It's been an up and down kind of week.
Walls, emotions, tempers, sleep. Up and down.
Frankly, I've been the worse offender. Terrible I know, but true.
I'm happy to report that as the week has gone by, we've (I've) been having more ups than downs. At the core, I believe it boils down to this: I suck at change.
We just don't get along (me and change, or change and I?).
Suhn, I'm happy to report has been doing really well. The kids love her and she loves them. She has been eating well, sleeping well (after the first two nights) and overall seems to be adjusting well.
Going to bed has been a little bit of a challenge. She panics at bedtime. She also grieves at bedtime. The tears come, sometimes for both of us.
My mom suggested a bedtime routine that has blessed us both. It seems to bring comfort to Suhn, although she will still cry through it some nights. It definitely brings comfort to me. Grounds me and keeps me focused.
Simply put, I rock her and I sing. Hymns mostly, they are what keep coming to mind.
Jesus loves me this I know...My Jesus I love thee..On Christ the solid rock I stand, all other ground is sinking sand...He leadeth me oh blessed thought...What a friend we have in Jesus...Jesus, Jesus how I trust him, How I've proved Him o'er and o'er; Jesus, Jesus precious Jesus, Oh for Grace to trust Him more.
I sing, I worship and I remember that my Savior's love surrounds us both. And when I place her in her bed we both seem calmer and ready for whatever is to come.
12 comments:
this made me cry. i'll pray for you and her.
and the picture of her and simon in just PRECIOUS and priceless.
can I just copy/paste above comment?
thinking of you so often megan.
Beautiful.
What every child should have. And now Suhn does. Thank you Father. You have abundantly blessed this fatherless child. She is an orphan no more.
praying my friend.
change is hard and great all in one! praying!

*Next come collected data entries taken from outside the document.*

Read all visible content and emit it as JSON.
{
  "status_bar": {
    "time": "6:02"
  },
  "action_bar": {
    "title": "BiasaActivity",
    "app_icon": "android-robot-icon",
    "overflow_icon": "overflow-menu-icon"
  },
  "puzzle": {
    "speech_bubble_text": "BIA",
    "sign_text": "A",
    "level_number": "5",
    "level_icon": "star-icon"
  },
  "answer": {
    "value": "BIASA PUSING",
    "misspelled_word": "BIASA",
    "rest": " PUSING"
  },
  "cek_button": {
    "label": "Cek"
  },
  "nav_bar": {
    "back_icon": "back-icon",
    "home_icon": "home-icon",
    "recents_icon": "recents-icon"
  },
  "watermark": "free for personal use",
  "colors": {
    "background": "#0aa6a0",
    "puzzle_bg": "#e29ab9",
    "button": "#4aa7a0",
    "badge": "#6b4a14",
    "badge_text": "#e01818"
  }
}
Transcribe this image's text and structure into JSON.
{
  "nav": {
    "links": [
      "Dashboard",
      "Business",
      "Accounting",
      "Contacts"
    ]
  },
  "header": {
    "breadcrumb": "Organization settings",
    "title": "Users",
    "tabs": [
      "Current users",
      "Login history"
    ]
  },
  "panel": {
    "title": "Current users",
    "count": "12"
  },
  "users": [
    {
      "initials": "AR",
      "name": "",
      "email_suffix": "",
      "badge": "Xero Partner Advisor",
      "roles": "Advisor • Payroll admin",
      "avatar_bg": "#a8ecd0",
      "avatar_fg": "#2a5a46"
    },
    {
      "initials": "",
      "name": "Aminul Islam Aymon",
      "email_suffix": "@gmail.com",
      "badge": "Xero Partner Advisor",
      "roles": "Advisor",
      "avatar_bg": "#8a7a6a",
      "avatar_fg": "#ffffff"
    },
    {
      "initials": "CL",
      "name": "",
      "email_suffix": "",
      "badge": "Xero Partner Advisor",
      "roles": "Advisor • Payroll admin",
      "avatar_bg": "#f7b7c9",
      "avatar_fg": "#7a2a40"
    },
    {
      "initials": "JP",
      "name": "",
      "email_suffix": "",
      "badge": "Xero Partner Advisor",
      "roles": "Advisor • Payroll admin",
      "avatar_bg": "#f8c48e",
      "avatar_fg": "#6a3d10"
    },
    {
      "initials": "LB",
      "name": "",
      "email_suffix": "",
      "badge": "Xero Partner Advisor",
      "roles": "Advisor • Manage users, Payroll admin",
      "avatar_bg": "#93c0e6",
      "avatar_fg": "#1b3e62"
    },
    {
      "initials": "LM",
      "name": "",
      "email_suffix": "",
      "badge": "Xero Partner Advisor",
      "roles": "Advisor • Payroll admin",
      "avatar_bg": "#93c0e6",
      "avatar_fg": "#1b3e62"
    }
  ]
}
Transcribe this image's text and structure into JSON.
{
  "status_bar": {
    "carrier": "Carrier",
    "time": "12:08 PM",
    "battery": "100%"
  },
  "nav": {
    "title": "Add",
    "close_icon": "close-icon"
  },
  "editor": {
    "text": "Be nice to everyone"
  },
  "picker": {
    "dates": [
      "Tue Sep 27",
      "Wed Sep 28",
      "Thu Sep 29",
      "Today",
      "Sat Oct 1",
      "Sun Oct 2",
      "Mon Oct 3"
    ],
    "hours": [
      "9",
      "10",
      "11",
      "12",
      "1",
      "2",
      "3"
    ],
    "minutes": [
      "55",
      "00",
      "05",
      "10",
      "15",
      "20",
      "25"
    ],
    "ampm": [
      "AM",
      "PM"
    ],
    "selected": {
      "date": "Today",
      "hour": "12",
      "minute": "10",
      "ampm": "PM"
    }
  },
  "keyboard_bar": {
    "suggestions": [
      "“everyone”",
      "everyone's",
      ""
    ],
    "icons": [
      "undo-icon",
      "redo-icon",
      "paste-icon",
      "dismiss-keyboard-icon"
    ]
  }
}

Do you know the song "Trading my sorrows"? After I read your post, part of the chorus came to mind:
"Though the sorrow may last for the night, His joy comes with the morning."
Praying for you!
That made me cry too! Isn't it great that Jesus gives us words when we don't have them?
I cried too. Megan, your routine sounds perfect! What a sweet way to worship the Lord and ask for peace for the night. Those are precious bonding moments, just you suhn and the Lord. Sounds wonderful. I pray for you throughout each day.
May God continue to lead you gently as you shepherd Suhn. Peace.
I am crying too. Love those hymns....so comforting...Oh, my heart goes out to you all there. I am praying for you - I've even woke up at night and you guys have been on my mind and I just pray. Love you all. God is with you!
I love that.. when I have been most scared old hymns come to my mind too :). Love, J
megan, i'm with all these other ladies...it made me cry. there is something about your journey that touches a deep part of me...i think i've told you that befor. i don't even know why. i love you and will keep praying for you! thanks for being so honest and real. i think that was such a great suggestion by marla...i hope that in the days to come, there will be less tears, but what a great bonding time for both of you.
Megan...if it's any comfort, I'm also the offender of our house with emotional ups and downs...tears at least once a day!! I hate change too! I'm praying we all make it through this adjustment period fast...it might only been a little more than a week since we arrived home, but seems like months!!